Now firms need their IT staff to be well versed in soft skills – communications skills (interpersonal – not data networking), presentation skills, listening and organization. Communication skills are especially important. The ability to articulate an idea to non-IT professionals is not easy. Drop the jargon and start explaining how some element of your IT organization impacts the business.

The recent U.S. financial crisis impacts the IT worker – for a not-so-obvious reason. Many tech professionals who are out of work have pursued a technology certification while unemployed. This has caused firms to become very specific about the experiences they’re looking for.
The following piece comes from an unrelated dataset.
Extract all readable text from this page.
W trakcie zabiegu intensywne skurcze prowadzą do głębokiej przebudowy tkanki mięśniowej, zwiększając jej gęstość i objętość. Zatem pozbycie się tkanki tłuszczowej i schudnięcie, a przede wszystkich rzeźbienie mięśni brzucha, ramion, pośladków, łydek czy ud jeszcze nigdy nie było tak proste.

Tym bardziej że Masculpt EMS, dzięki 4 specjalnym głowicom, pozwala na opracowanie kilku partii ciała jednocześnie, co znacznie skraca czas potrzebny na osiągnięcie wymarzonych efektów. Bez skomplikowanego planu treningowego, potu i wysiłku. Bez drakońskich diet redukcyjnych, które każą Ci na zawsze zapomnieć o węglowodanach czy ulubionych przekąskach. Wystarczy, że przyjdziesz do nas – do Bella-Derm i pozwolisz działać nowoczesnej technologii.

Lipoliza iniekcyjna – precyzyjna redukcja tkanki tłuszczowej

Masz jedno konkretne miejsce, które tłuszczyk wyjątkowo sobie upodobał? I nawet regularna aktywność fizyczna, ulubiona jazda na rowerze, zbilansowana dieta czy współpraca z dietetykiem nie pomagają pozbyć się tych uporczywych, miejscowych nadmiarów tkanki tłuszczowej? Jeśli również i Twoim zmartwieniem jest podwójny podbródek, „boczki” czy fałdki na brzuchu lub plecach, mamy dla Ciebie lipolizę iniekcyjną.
While technology skill requirements are still specific, the majority of firms don’t necessarily care about the specific certification. They want to know whether the person actually has the skills and experiences to get the job done.

A good example is the market for PMPs. So many in-transition workers have focused on getting their PMP certification that the certification by itself is not as valuable as it once was. IT professionals need to couple the certification with relevant work experiences – experience is what makes the difference. Today more companies will consider a candidate without a PMP.

Don’t get a PMP just to “get ahead.” If you’re truly interested in process management, the PMP may enhance your on-the-job skills. But if you’re serious about being a transformative IT leader, an MBA or other degree may be more important to future employers. That goes for the technologies that are hot as well – collaboration tools like SharePoint and .NET are still hot, as is Windows, but combine the IT certification with solid business training or experience.

The ability to develop or leverage personal networks and become more connected across the business realm is also important. This need is driven by the changes in your company’s HR department. They’ve likely been cut as well, therefore the ability for firms to sort through an influx of hundreds of resumes and choose top candidates is weaker. Increasingly, companies rely on personal networks to help with staffing. If you’re not reaching out to the community – chapters of IT groups, networking organizations, local technology associations – you may be missing a chance to influence your company’s growth.

The key to success is continuing education – more people are engaging in some form of continuing education because they are in transition. Those who are employed need to keep up. Pursue dual professional tracks, if appropriate for your career goals – ultimately, you need to understand what you want to do. Climbing the ladder in IT is not just learning how to manage people or take on multiple projects – you need to become business savvy.